Now, we will fit a linear regression model to investigate the relationship between annual GPP and growing season length.

```{r}
# Merge the data together
com_dt <- merge(gsl_dt, gpp_dt, by.x = "year", by.y = "year")
head(com_dt)
```
Fitting a linear regression in R is very simple, just use the `lm()` function, and the `summary()` function can give us the statistics of the model fit:

```{r}
mod <- lm(GPP ~ GSL, data = com_dt)
summary(mod)
```
```{r fig.width=5, fig.height=5}
plot(com_dt[, .(GSL, GPP)], pch = 16, bty = "L")
# Draw the linear regression line
abline(mod, col = "blue")
# Plot the R^2 value using the legend function
r_sqr <- round(summary(mod)$r.square, 2)
legend("topleft", bty = "n", legend = bquote(R^2 == .(r_sqr)))

# Also plot the p-value
f <- summary(mod)$fstatistic
p_val <- pf(f[1], f[2], f[3], lower.tail = FALSE)
legend("topleft", bty = "n", 
    legend = paste("p-value: ", formatC(p_val, format = "e", digits = 2)),
    y.intersp = 3 # Note this line!
)
```
Note this is a oversimplified analysis! In the real world, we should look closely to the model fit and the outliers to make sure the mathematical assumptions of linear regression are satisfied.

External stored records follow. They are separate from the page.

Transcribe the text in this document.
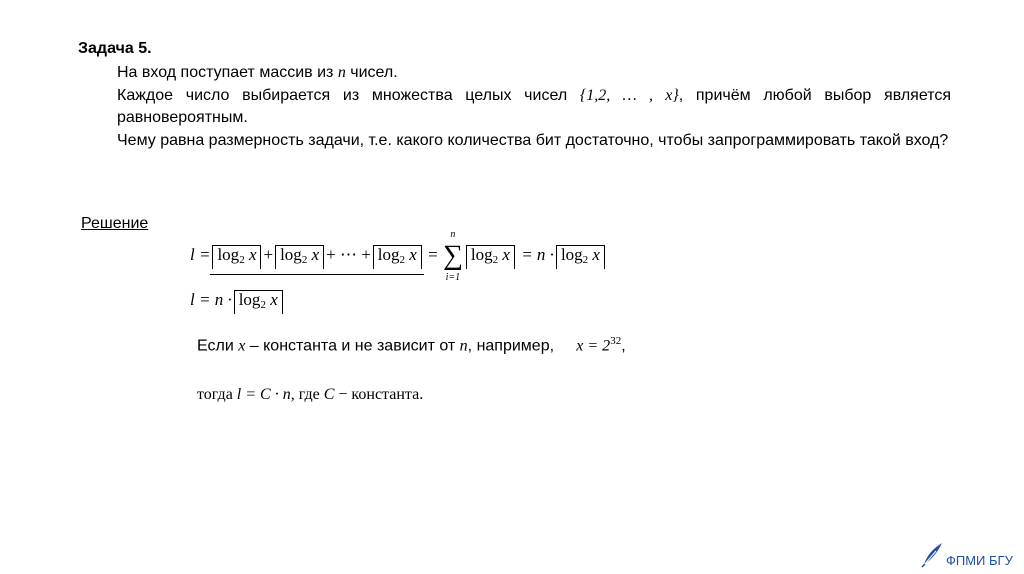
Задача 5.

На вход поступает массив из n чисел.

Каждое число выбирается из множества целых чисел {1,2, … , x}, причём любой выбор является равновероятным.

Чему равна размерность задачи, т.е. какого количества бит достаточно, чтобы запрограммировать такой вход?

Решение
$l = \log_2 x + \log_2 x$ + ⋯ + $\log_2 x$ =
n
∑
i=1
$\log_2 x = n \cdot \log_2 x$
$l = n \cdot \log_2 x$
Если x – константа и не зависит от n, например, $x = 2^{32}$,
тогда l = C · n, где C − константа.
ФПМИ БГУ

## 3. Github for open science

Reproducibility is CRITICAL in science (https://www.nature.com/articles/d41586-019-00067-3). Get your code version controlled not only facilitates reproducibility but also helps you understand and reuse your code in the future. 

### Useful resources

- Git: https://www.git-scm.com/
- GitHub: https://github.com/
- Reproducible Research with R and RStudio:  https://englianhu.wordpress.com/wp-content/uploads/2016/01/reproducible-research-with-r-and-studio-2nd-edition.pdf
- 

### Some commands

```
# Init the Git repository
git init

# Add README.md to the Git repository
git add README.md

# Add all files to the respository
git add .

# Commit changes
git commit -a -m "Create README"

# Display status
git status -s

# Check history of commits
git log

# Checkout a branch
git checkout -b newbranch

# Git clone
git clone
```

### Life saving coding tips

- Always put space between operators to increase readability: `a <- 1` not `a<-1`.
- Don't write very wide lines (80-85 characters max per line).
- Name variables with meanings.
- Write clear and concise comments when necessary.
- Create small scripts to organize project structure and use functions to organize script structure.